Lied eines Negersklaven im Anfang des nordamerikanischen Krieges

[69] Wohl dir, liebes Afrika!

Nun behälst du deine Kinder,

Schon verkauft Germania

Seine Söhne wie die Rinder.


Mit stiefmütterlicher Hand

Reißt es sie von seinen Brüsten,

Um durch sie das neue Land,

Das wir düngen, zu verwüsten.


Dreymal selig muß ich, traun,

Mich vor deutschen Sklaven achten;

Mich zwingt man Toback zu baun;

Jene müßen Menschen schlachten.


Halb so theuer ist das Blut

Eines Hessen angesetzet,

Als man in Konnektikut

Meiner Stirne Schweiß geschätzet.
[70]

Ihr, die Feind und Britte haßt,

Deutsche, laßt die Welt im Frieden!

Wollt ihr Ketten, deren Last

Ihr verflucht, für Brüder schmieden?


Doch ihr fühlts!

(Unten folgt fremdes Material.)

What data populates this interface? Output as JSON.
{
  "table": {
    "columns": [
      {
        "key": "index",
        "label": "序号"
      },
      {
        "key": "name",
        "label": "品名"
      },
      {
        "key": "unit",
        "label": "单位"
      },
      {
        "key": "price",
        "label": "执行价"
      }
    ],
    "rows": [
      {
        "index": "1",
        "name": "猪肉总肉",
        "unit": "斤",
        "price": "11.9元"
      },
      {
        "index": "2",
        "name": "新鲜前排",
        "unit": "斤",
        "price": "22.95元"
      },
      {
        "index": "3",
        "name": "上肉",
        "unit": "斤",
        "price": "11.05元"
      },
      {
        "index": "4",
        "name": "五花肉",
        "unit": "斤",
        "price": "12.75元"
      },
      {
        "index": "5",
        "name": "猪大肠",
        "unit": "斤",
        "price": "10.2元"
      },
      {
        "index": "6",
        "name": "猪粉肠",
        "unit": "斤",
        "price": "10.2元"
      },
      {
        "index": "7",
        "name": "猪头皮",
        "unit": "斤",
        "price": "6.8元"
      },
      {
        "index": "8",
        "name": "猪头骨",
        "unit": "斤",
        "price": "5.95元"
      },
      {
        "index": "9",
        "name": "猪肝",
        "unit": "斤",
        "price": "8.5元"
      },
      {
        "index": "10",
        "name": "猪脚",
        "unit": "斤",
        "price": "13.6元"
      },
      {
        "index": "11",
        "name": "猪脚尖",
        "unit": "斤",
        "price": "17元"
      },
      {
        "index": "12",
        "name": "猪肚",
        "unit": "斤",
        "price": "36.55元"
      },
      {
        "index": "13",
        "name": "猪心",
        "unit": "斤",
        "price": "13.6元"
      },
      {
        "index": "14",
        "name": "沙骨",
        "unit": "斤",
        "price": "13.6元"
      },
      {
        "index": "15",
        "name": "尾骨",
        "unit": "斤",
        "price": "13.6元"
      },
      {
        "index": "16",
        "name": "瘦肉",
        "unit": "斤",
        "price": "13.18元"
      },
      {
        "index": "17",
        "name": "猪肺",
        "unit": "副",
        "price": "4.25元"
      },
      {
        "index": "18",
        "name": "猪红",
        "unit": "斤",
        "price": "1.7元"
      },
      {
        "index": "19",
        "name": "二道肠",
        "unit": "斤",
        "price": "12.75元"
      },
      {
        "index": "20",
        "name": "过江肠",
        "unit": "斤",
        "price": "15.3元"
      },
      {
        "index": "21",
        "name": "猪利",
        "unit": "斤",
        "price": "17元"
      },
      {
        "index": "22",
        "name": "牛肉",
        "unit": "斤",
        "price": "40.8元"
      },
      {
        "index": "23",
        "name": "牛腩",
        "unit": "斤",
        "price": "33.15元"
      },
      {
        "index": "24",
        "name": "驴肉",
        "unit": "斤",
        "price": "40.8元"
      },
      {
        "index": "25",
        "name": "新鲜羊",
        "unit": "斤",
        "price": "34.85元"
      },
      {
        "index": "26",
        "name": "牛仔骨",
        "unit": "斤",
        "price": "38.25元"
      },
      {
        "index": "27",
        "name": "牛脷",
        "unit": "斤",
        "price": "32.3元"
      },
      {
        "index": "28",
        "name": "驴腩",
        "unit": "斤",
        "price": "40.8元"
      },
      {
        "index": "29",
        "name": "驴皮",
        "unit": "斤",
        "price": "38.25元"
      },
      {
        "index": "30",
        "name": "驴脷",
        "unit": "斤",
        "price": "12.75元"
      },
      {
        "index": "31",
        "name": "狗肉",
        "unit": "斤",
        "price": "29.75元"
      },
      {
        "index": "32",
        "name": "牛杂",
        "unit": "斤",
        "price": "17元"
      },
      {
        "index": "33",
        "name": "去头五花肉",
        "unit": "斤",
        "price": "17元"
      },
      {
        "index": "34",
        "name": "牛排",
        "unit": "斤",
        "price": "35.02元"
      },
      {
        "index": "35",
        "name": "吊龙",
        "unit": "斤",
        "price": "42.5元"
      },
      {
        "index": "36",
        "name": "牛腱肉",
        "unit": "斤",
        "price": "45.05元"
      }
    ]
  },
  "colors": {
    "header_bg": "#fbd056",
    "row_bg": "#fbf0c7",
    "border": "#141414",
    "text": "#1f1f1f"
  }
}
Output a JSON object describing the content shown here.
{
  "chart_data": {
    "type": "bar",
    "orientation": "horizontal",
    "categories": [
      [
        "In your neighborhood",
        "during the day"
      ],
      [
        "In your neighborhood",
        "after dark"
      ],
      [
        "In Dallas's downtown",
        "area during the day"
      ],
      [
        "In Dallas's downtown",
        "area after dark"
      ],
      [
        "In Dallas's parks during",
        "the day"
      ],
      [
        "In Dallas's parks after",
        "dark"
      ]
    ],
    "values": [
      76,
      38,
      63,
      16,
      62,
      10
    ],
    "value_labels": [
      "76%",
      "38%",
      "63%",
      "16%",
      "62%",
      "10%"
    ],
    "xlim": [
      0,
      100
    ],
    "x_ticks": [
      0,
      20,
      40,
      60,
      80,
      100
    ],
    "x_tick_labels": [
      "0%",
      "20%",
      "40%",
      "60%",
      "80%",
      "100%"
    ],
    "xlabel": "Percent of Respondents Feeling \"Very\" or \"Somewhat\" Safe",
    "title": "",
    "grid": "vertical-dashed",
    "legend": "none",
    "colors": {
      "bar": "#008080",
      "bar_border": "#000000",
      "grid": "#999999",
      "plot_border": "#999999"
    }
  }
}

Mit frommer Scheu

Werfen halbe Legionen

Ihre Waffen weg, um frey

In Amerika zu wohnen.


Und mit einem solchen Heer

Wollt ihr dieses Land bezwingen?

Eitle Britten, nimmermehr

Wird der Anschlag euch gelingen.


Trotzig wirft das Sklavenjoch

Washington vom Löwennacken,

Und der Heuchler hält sich doch

Tausend Sklaven, die ihm hacken?


Kühne Pflanzer, hättet ihr

Uns mit euch für frey erkläret;

Howe trotzte nicht mehr hier,

Percy wäre heimgekehret.
[71]

Lange müßten, Hunden gleich,

Britten eure Füße lecken,

Und wir würden stolz mit euch

Unsrer Siege Früchte schmecken.


Nun verlach ich euern Streit;

Was kann ich dabey verlieren?

Wird das Erbtheil Penns bedräut,

Negern, dann müßt ihr euch rühren.


Dann schließt einen ehrnen Kreis

Um des Quakers fette Saaten,

Welcher nichts von Sklaven weiß,

Nichts von Pfaffen und Soldaten.


Er nur ist der Freyheit werth;

Brüder, wenn wir für ihn siegen,

Wollen wir mit Howens Schwert

Penns geweihte Felder pflügen.


Aber wird die Tyranney

Auch die Brüderstadt verderben;

Freunde, ha! so laßt uns frey

Mit den letzten Menschen sterben!

Quelle:
Gottlieb Konrad Pfeffel: Poetische Versuche, Erster bis Dritter Theil, Band 2, Tübingen 1802, S. 69-72.